In a strategic move to best meet the diverse needs of companies and stakeholders in Mainland China, Hong Kong, Taiwan and Macau, GRI’s regional base has relocated from Beijing to Hong Kong.
Headed by Verna Lin, an experienced sustainability and investment management professional, the move of GRI’s Greater China Regional Hub comes as both the China Securities Regulatory Commission and Hong Kong Stock Exchange progress plans for environmental, social and governance (ESG) disclosure requirements by listed companies.
Coinciding with the opening of the office in Hong Kong, GRI has published an updated guide to reporting in the Chinese market. Developed with the Corporate Social Responsibility Research Centre of the Chinese Academy of Social Sciences (CASS CSR), the resource sets out how the GRI Standards enable businesses to meet the latest CASS CSR 4.0 guidance.

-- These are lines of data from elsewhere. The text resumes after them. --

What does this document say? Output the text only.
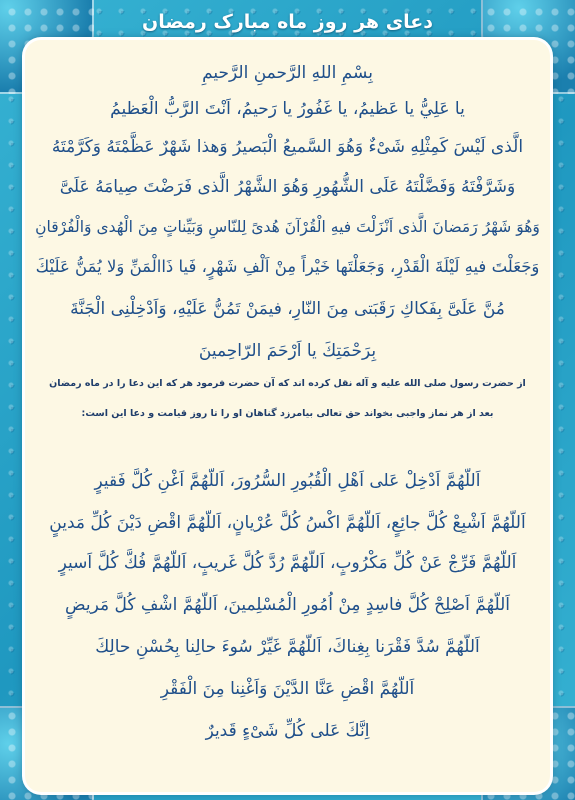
دعای هر روز ماه مبارک رمضان
بِسْمِ اللهِ الرَّحمنِ الرَّحيمِ
يا عَلِيُّ يا عَظيمُ، يا غَفُورُ يا رَحيمُ، اَنْتَ الرَّبُّ الْعَظيمُ
الَّذى لَيْسَ كَمِثْلِهِ شَىْءٌ وَهُوَ السَّميعُ الْبَصيرُ وَهذا شَهْرٌ عَظَّمْتَهُ وَكَرَّمْتَهُ
وَشَرَّفْتَهُ وَفَضَّلْتَهُ عَلَى الشُّهُورِ وَهُوَ الشَّهْرُ الَّذى فَرَضْتَ صِيامَهُ عَلَىَّ
وَهُوَ شَهْرُ رَمَضانَ الَّذى اَنْزَلْتَ فيهِ الْقُرْآنَ هُدىً لِلنّاسِ وَبَيِّناتٍ مِنَ الْهُدى وَالْفُرْقانِ
وَجَعَلْتَ فيهِ لَيْلَةَ الْقَدْرِ، وَجَعَلْتَها خَيْراً مِنْ اَلْفِ شَهْرٍ، فَيا ذَاالْمَنِّ وَلا يُمَنُّ عَلَيْكَ
مُنَّ عَلَىَّ بِفَكاكِ رَقَبَتى مِنَ النّارِ، فيمَنْ تَمُنُّ عَلَيْهِ، وَاَدْخِلْنِى الْجَنَّةَ
بِرَحْمَتِكَ يا اَرْحَمَ الرّاحِمينَ
از حضرت رسول صلی الله علیه و آله نقل کرده اند که آن حضرت فرمود هر که این دعا را در ماه رمضان
بعد از هر نماز واجبی بخواند حق تعالی بیامرزد گناهان او را تا روز قیامت و دعا این است:
اَللّهُمَّ اَدْخِلْ عَلى اَهْلِ الْقُبُورِ السُّرُورَ، اَللّهُمَّ اَغْنِ كُلَّ فَقيرٍ
اَللّهُمَّ اَشْبِعْ كُلَّ جائِعٍ، اَللّهُمَّ اكْسُ كُلَّ عُرْيانٍ، اَللّهُمَّ اقْضِ دَيْنَ كُلِّ مَدينٍ
اَللّهُمَّ فَرِّجْ عَنْ كُلِّ مَكْرُوبٍ، اَللّهُمَّ رُدَّ كُلَّ غَريبٍ، اَللّهُمَّ فُكَّ كُلَّ اَسيرٍ
اَللّهُمَّ اَصْلِحْ كُلَّ فاسِدٍ مِنْ اُمُورِ الْمُسْلِمينَ، اَللّهُمَّ اشْفِ كُلَّ مَريضٍ
اَللّهُمَّ سُدَّ فَقْرَنا بِغِناكَ، اَللّهُمَّ غَيِّرْ سُوءَ حالِنا بِحُسْنِ حالِكَ
اَللّهُمَّ اقْضِ عَنَّا الدَّيْنَ وَاَغْنِنا مِنَ الْفَقْرِ
اِنَّكَ عَلى كُلِّ شَىْءٍ قَديرٌ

GRI chief executive Tim Mohin said: “As more organizations in the Greater China region are reporting their sustainability performance, it is crucial that they adopt the global common language for ESG disclosure – the GRI Standards.
To suport these companies, I am pleased to announce our Greater China Hub is now located in Hong Kong and to welcome Verna Lin as our newly appointed regional leader.
GRI is dedicated to harmonizing global ESG reporting to help improve, quality, comparability and ultimately align capital to sustainable business practices. Our new linkage resource gives local companies additional help to report their impacts through the GRI Standards while adhering to CASS CSR guidance.”
Verna Lin added: “In the Greater China region sustainability is starting to become mainstream, as governments, regulatory authorities and relevant stakeholders implement policies at all levels. I believe there are many strategic opportunities for GRI to further encourage the sustainability agenda, supported by corporate disclosures, in the years to come.”